Not sure about you lot, but the festive season is feeling a bit strange for me this year.

We’ve got World Cup fixtures every few hours, a FAANG / ‘big tech’ hiring freeze, and the UK experiencing positively tropical temperatures.

Although at least for the football fans among us there was a modicum of normality with England’s bore draw against the USA.  

Disclaimer, I’m writing this pre the Wales game, so all may be forgiven by then.

And down at CS HQ, we’re also experiencing something a little different.

Good old back-end Java is back ladies and gents.

Well, it hadn’t necessarily gone anywhere, but we’re seeing a real influx of Java roles that look a little different from the ones that had generally come before.

Those in the know will be aware that the last 9-12 months have been all about micro-services, Cloud, Docker, and K8s.

However, it seems we’ve had a bit of an early Christmas present this year, with an influx of Java roles without the need for the bells and whistles.

Well, perhaps I should rephrase, there are still bells and whistles, they’re just not the above.

These roles are more focused on low latency experience, and for those who enjoy tuning garbage collection, and in short, making systems run as fast as is humanly possible.

You know the guys, those who spend their weekends taking apart Solarflare hardware, to see how it works.

True story, I once placed a C++ developer who did exactly that.

And actually, the bulk of my early Client Server career was spent in exactly this space.

Looking for developers who loved low latency engineering and real-time systems, and alas there was a time when I thought – feared even – that those candidates were no longer in demand.

Thankfully, the last month or so has shown me nothing could be further from the truth.

We’ve had several new Java roles this festive season where the more ‘modern’ tech stack is far less applicable.

Granted those roles have been in traditional financial services, but it seems there’s life in that particular ‘old dog’ too.

These clients are focused on core Java skills, and much less worried about, to be honest, pretty much anything else.

This could just be a timing thing with us, and something that’s never disappeared.
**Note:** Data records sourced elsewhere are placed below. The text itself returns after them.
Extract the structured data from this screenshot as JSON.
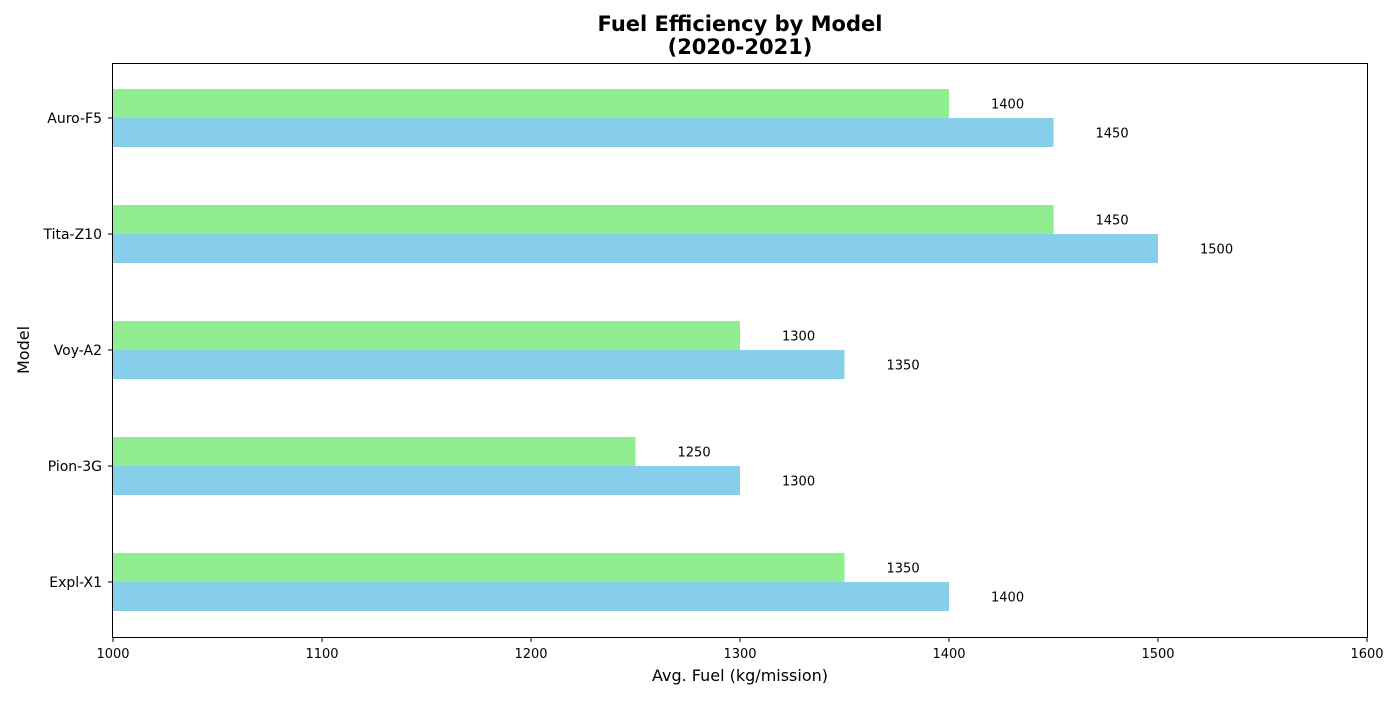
{
  "chart_data": {
    "type": "bar",
    "orientation": "horizontal",
    "title_lines": [
      "Fuel Efficiency by Model",
      "(2020-2021)"
    ],
    "xlabel": "Avg. Fuel (kg/mission)",
    "ylabel": "Model",
    "xlim": [
      1000,
      1600
    ],
    "x_ticks": [
      1000,
      1100,
      1200,
      1300,
      1400,
      1500,
      1600
    ],
    "categories": [
      "Expl-X1",
      "Pion-3G",
      "Voy-A2",
      "Tita-Z10",
      "Auro-F5"
    ],
    "series": [
      {
        "color": "#87ceeb",
        "values": [
          1400,
          1300,
          1350,
          1500,
          1450
        ]
      },
      {
        "color": "#90ee90",
        "values": [
          1350,
          1250,
          1300,
          1450,
          1400
        ]
      }
    ],
    "data_labels": true,
    "grid": false,
    "legend": "none"
  }
}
However, it got me thinking, could we see a return to prominence of what could be described as the original ‘big tech’ businesses?

Those that – certainly from my experience of the early/mid 2010s – paid the highest and snapped up London’s top tech talent.

I’m talking about Banks, Trading Firms, and Hedge Funds of course.

Yep, you’re right, a few Java roles may be too early for such a premonition, but I for one loved working in the space, so long may it continue.